С полным подносом Любаша завернула в гостиную, а я двинулся следом. Что-то неприятное кольнуло в грудине, а пульс заметно ускорился.
Она сидела в кресле невыносимо красивая. Белый летний сарафан открывал стройную шею, на которой поблёскивала тонкая серебряная цепочка с кулоном. Волосы заплетены в аккуратную косу, а у висков распущены тонкие волнистые пряди. Легкая, летняя, воздушная…словно …невеста. Невеста…
Рядом с ней в инвалидном кресле находился мой брат, они смотрели друг другу в глаза, как влюбленная пара, а их руки были сцеплены в крепкий замок. Я не мог отвести глаз. Я смотрел на их руки, а в душе в этот момент разрасталась черная дыра. С каждой секундой она становилась всё больше и больше, поглощая в свою темную бездну. Руки сами сжались в кулак, я хотел сделать ей больно. Настолько, насколько чувствовал сам. Я не мог ударить физически, но бить словами научился давно.
Сжимаю в кулаке стакан, и он трескается прямо в руке. Я не чувствую боли, но вижу, как капли крови падают на барную стойку. Раскрываю ладонь и смотрю на стекла, мелкими кристаллами воткнувшиеся в кожу. Пусть одно из них достигнет моего разбитого сердца и к чертовой матери заморозит его. Чтобы не чувствовать.

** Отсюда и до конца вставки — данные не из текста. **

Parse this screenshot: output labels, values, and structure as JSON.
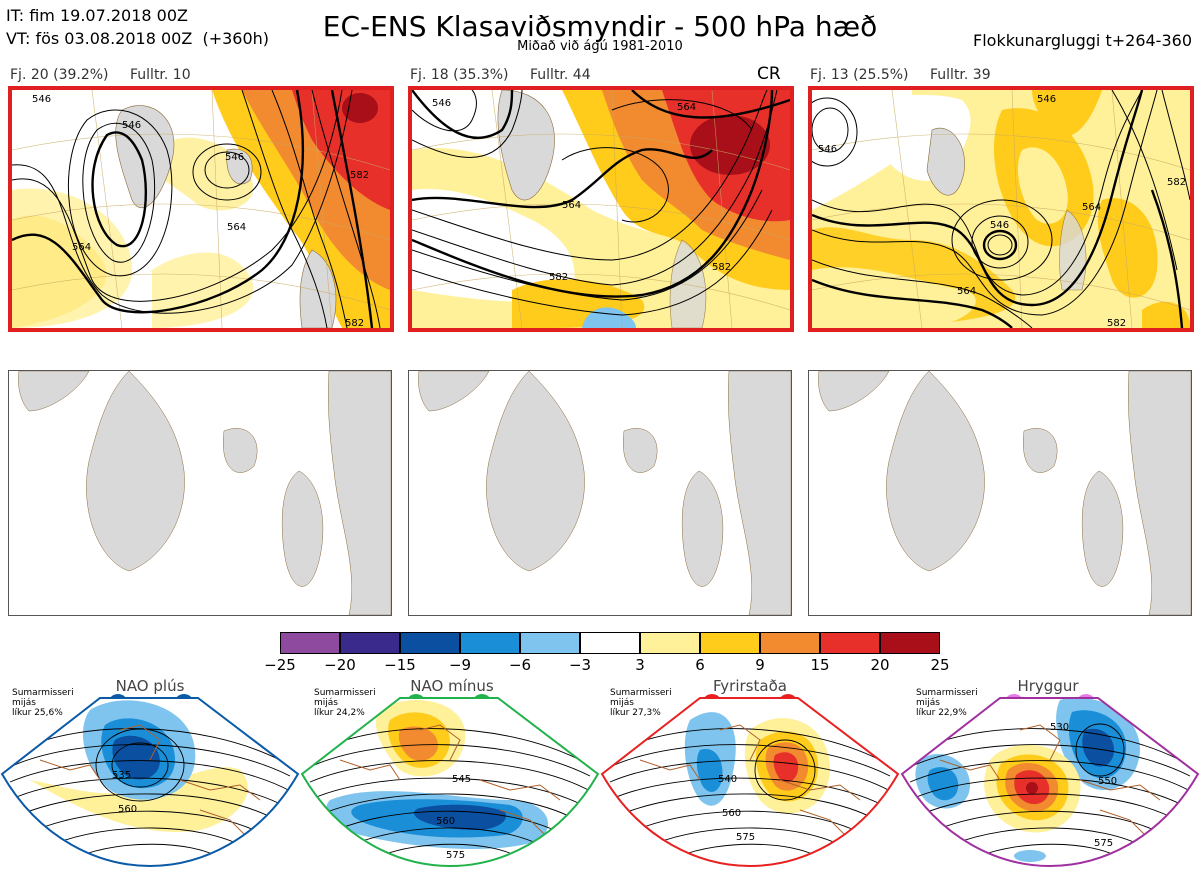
{
  "header": {
    "it_line": "IT: fim 19.07.2018 00Z",
    "vt_line": "VT: fös 03.08.2018 00Z  (+360h)",
    "title": "EC-ENS Klasaviðsmyndir - 500 hPa hæð",
    "subtitle": "Miðað við ágú 1981-2010",
    "window": "Flokkunargluggi t+264-360"
  },
  "clusters": [
    {
      "label": "Fj. 20 (39.2%)",
      "rep": "Fulltr. 10",
      "tag": "",
      "contours": [
        "546",
        "564",
        "546",
        "564",
        "582",
        "582",
        "564"
      ]
    },
    {
      "label": "Fj. 18 (35.3%)",
      "rep": "Fulltr. 44",
      "tag": "CR",
      "contours": [
        "564",
        "546",
        "564",
        "582",
        "582"
      ]
    },
    {
      "label": "Fj. 13 (25.5%)",
      "rep": "Fulltr. 39",
      "tag": "",
      "contours": [
        "546",
        "546",
        "546",
        "564",
        "582",
        "564",
        "582"
      ]
    }
  ],
  "colorbar": {
    "ticks": [
      "−25",
      "−20",
      "−15",
      "−9",
      "−6",
      "−3",
      "3",
      "6",
      "9",
      "15",
      "20",
      "25"
    ],
    "colors": [
      "#8e4a9e",
      "#3a2a8c",
      "#0a4fa0",
      "#1a8fd8",
      "#7ec4ee",
      "#ffffff",
      "#fff09a",
      "#ffcc1c",
      "#f28b30",
      "#e8302a",
      "#a80f18"
    ]
  },
  "regimes": [
    {
      "name": "NAO plús",
      "text": [
        "Sumarmisseri",
        "mijás",
        "líkur 25,6%"
      ],
      "color": "#0a5aa8",
      "contours": [
        "535",
        "560"
      ]
    },
    {
      "name": "NAO mínus",
      "text": [
        "Sumarmisseri",
        "mijás",
        "líkur 24,2%"
      ],
      "color": "#22b24c",
      "contours": [
        "545",
        "560",
        "575"
      ]
    },
    {
      "name": "Fyrirstaða",
      "text": [
        "Sumarmisseri",
        "mijás",
        "líkur 27,3%"
      ],
      "color": "#e82020",
      "contours": [
        "540",
        "560",
        "575"
      ]
    },
    {
      "name": "Hryggur",
      "text": [
        "Sumarmisseri",
        "mijás",
        "líkur 22,9%"
      ],
      "color": "#e879e8",
      "contours": [
        "530",
        "550",
        "575"
      ]
    }
  ],
  "icons": {
    "land": "land-mass",
    "regime-marker": "circle-marker"
  }
}
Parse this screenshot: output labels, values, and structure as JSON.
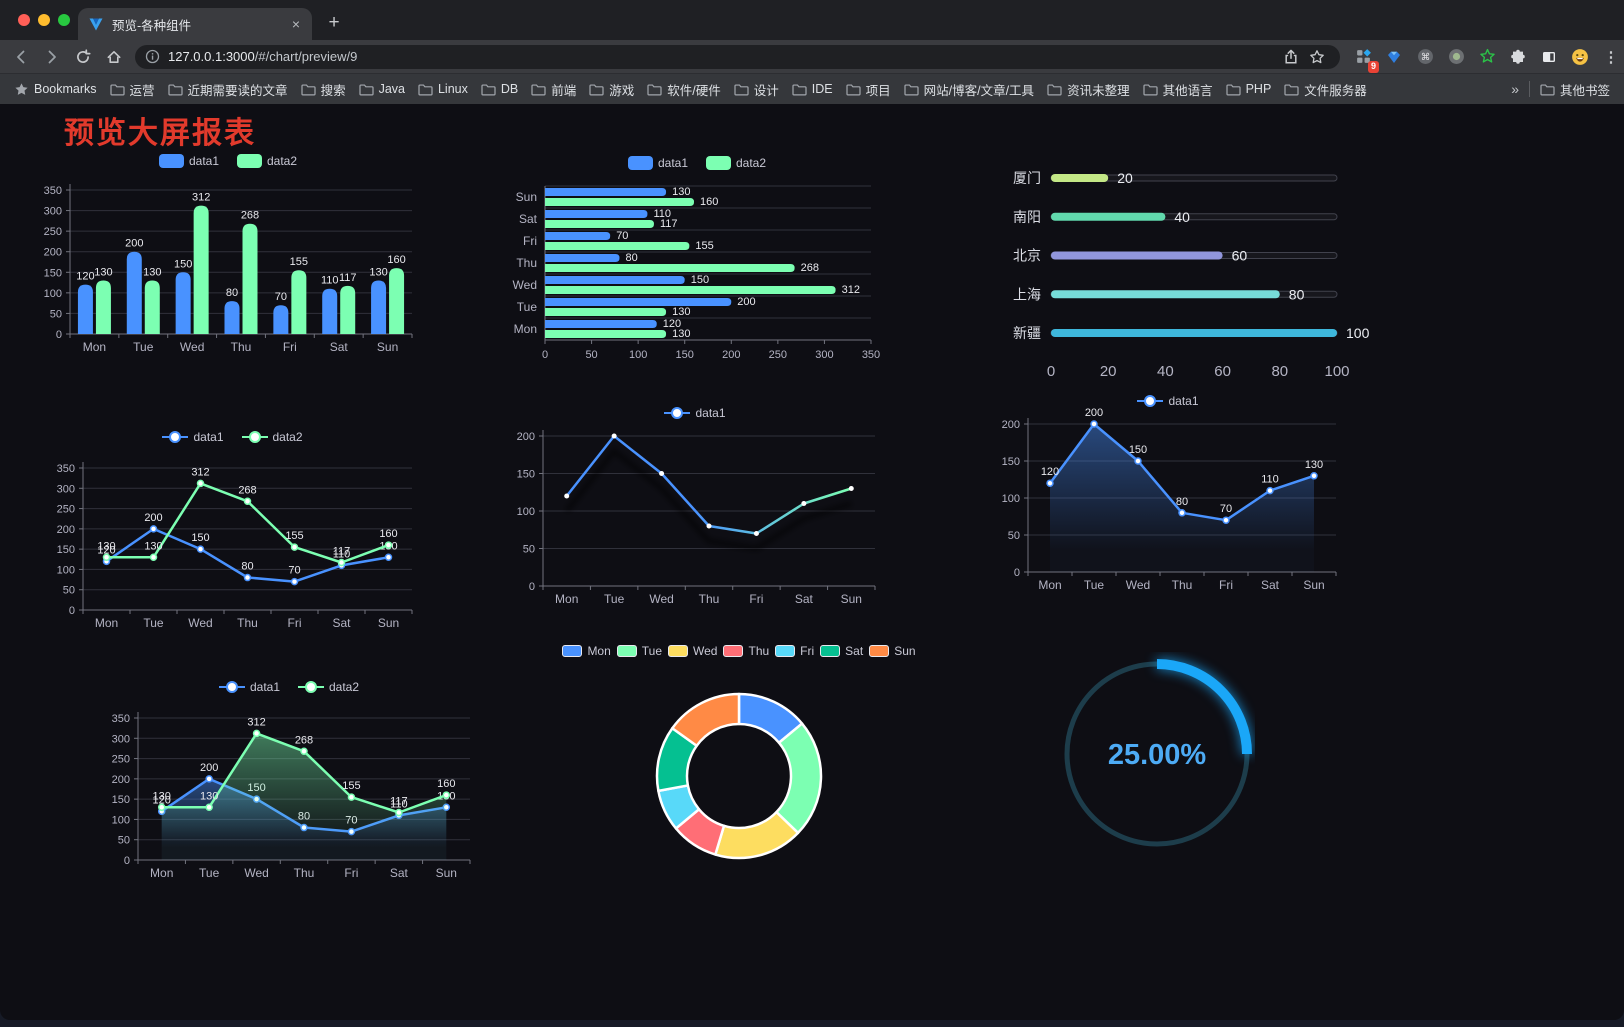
{
  "browser": {
    "tab": {
      "title": "预览-各种组件",
      "close_glyph": "×"
    },
    "new_tab_glyph": "+",
    "menu_glyph": "⋮",
    "address": {
      "url_host": "127.0.0.1:3000",
      "url_path": "/#/chart/preview/9"
    },
    "extension_badge": "9",
    "bookmarks_label": "Bookmarks",
    "bookmark_folders": [
      "运营",
      "近期需要读的文章",
      "搜索",
      "Java",
      "Linux",
      "DB",
      "前端",
      "游戏",
      "软件/硬件",
      "设计",
      "IDE",
      "项目",
      "网站/博客/文章/工具",
      "资讯未整理",
      "其他语言",
      "PHP",
      "文件服务器"
    ],
    "bookmarks_overflow": "»",
    "other_bookmarks": "其他书签"
  },
  "page": {
    "title": "预览大屏报表",
    "title_color": "#e23a2c"
  },
  "colors": {
    "data1": "#4992ff",
    "data2": "#7cffb2",
    "grid": "#30313b",
    "axis_line": "#72737e",
    "axis_text": "#b4b4c4",
    "label": "#e9e9ee"
  },
  "chart_data": [
    {
      "id": "bar-grouped",
      "type": "bar",
      "title": "",
      "categories": [
        "Mon",
        "Tue",
        "Wed",
        "Thu",
        "Fri",
        "Sat",
        "Sun"
      ],
      "series": [
        {
          "name": "data1",
          "color": "#4992ff",
          "values": [
            120,
            200,
            150,
            80,
            70,
            110,
            130
          ]
        },
        {
          "name": "data2",
          "color": "#7cffb2",
          "values": [
            130,
            130,
            312,
            268,
            155,
            117,
            160
          ]
        }
      ],
      "ylim": [
        0,
        350
      ],
      "ytick_step": 50,
      "labels": true,
      "legend_position": "top",
      "grid": true
    },
    {
      "id": "bar-horizontal",
      "type": "bar-horizontal",
      "title": "",
      "categories": [
        "Mon",
        "Tue",
        "Wed",
        "Thu",
        "Fri",
        "Sat",
        "Sun"
      ],
      "series": [
        {
          "name": "data1",
          "color": "#4992ff",
          "values": [
            120,
            200,
            150,
            80,
            70,
            110,
            130
          ]
        },
        {
          "name": "data2",
          "color": "#7cffb2",
          "values": [
            130,
            130,
            312,
            268,
            155,
            117,
            160
          ]
        }
      ],
      "xlim": [
        0,
        350
      ],
      "xtick_step": 50,
      "labels": true,
      "legend_position": "top",
      "grid": true
    },
    {
      "id": "capsule-bars",
      "type": "bar-capsule",
      "title": "",
      "categories": [
        "厦门",
        "南阳",
        "北京",
        "上海",
        "新疆"
      ],
      "values": [
        20,
        40,
        60,
        80,
        100
      ],
      "colors": [
        "#c3e786",
        "#61d9ad",
        "#9196dd",
        "#77dcd9",
        "#3eb7dc"
      ],
      "xlim": [
        0,
        100
      ],
      "xticks": [
        0,
        20,
        40,
        60,
        80,
        100
      ]
    },
    {
      "id": "line-basic",
      "type": "line",
      "title": "",
      "categories": [
        "Mon",
        "Tue",
        "Wed",
        "Thu",
        "Fri",
        "Sat",
        "Sun"
      ],
      "series": [
        {
          "name": "data1",
          "color": "#4992ff",
          "values": [
            120,
            200,
            150,
            80,
            70,
            110,
            130
          ]
        },
        {
          "name": "data2",
          "color": "#7cffb2",
          "values": [
            130,
            130,
            312,
            268,
            155,
            117,
            160
          ]
        }
      ],
      "ylim": [
        0,
        350
      ],
      "ytick_step": 50,
      "labels": true,
      "legend_position": "top",
      "grid": true
    },
    {
      "id": "line-gradient",
      "type": "line",
      "title": "",
      "categories": [
        "Mon",
        "Tue",
        "Wed",
        "Thu",
        "Fri",
        "Sat",
        "Sun"
      ],
      "series": [
        {
          "name": "data1",
          "color": "#4992ff",
          "color_start": "#4992ff",
          "color_end": "#7cffb2",
          "values": [
            120,
            200,
            150,
            80,
            70,
            110,
            130
          ],
          "shadow": true
        }
      ],
      "ylim": [
        0,
        200
      ],
      "ytick_step": 50,
      "labels": false,
      "legend_position": "top",
      "grid": true
    },
    {
      "id": "line-area",
      "type": "area",
      "area": true,
      "title": "",
      "categories": [
        "Mon",
        "Tue",
        "Wed",
        "Thu",
        "Fri",
        "Sat",
        "Sun"
      ],
      "series": [
        {
          "name": "data1",
          "color": "#4992ff",
          "values": [
            120,
            200,
            150,
            80,
            70,
            110,
            130
          ]
        }
      ],
      "ylim": [
        0,
        200
      ],
      "ytick_step": 50,
      "labels": true,
      "legend_position": "top",
      "grid": true
    },
    {
      "id": "line-area-two",
      "type": "area",
      "area": true,
      "title": "",
      "categories": [
        "Mon",
        "Tue",
        "Wed",
        "Thu",
        "Fri",
        "Sat",
        "Sun"
      ],
      "series": [
        {
          "name": "data1",
          "color": "#4992ff",
          "values": [
            120,
            200,
            150,
            80,
            70,
            110,
            130
          ]
        },
        {
          "name": "data2",
          "color": "#7cffb2",
          "values": [
            130,
            130,
            312,
            268,
            155,
            117,
            160
          ]
        }
      ],
      "ylim": [
        0,
        350
      ],
      "ytick_step": 50,
      "labels": true,
      "legend_position": "top",
      "grid": true
    },
    {
      "id": "donut",
      "type": "pie",
      "title": "",
      "categories": [
        "Mon",
        "Tue",
        "Wed",
        "Thu",
        "Fri",
        "Sat",
        "Sun"
      ],
      "values": [
        120,
        200,
        150,
        80,
        70,
        110,
        130
      ],
      "colors": [
        "#4992ff",
        "#7cffb2",
        "#fddd60",
        "#ff6e76",
        "#58d9f9",
        "#05c091",
        "#ff8a45"
      ],
      "inner_radius_ratio": 0.63,
      "legend_position": "top"
    },
    {
      "id": "gauge",
      "type": "gauge",
      "title": "",
      "value": 25,
      "display": "25.00%",
      "color": "#1aa7f8",
      "track_color": "#1d3d4b",
      "text_color": "#4dabf5"
    }
  ]
}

— Всё нормально, я уберу, — бармен примирительно выставляет перед собой ладони, показывая, что никаких проблем нет.
Поднимаю выше ладонь к свету и вижу, как огромная капля крови медленно стекает по руке. Кручу рукой, меняя ее траекторию. Она похожа на ее слезу, так отчетливо сохраненную моей памятью в тот момент, когда я последний раз взглянул на ее лицо.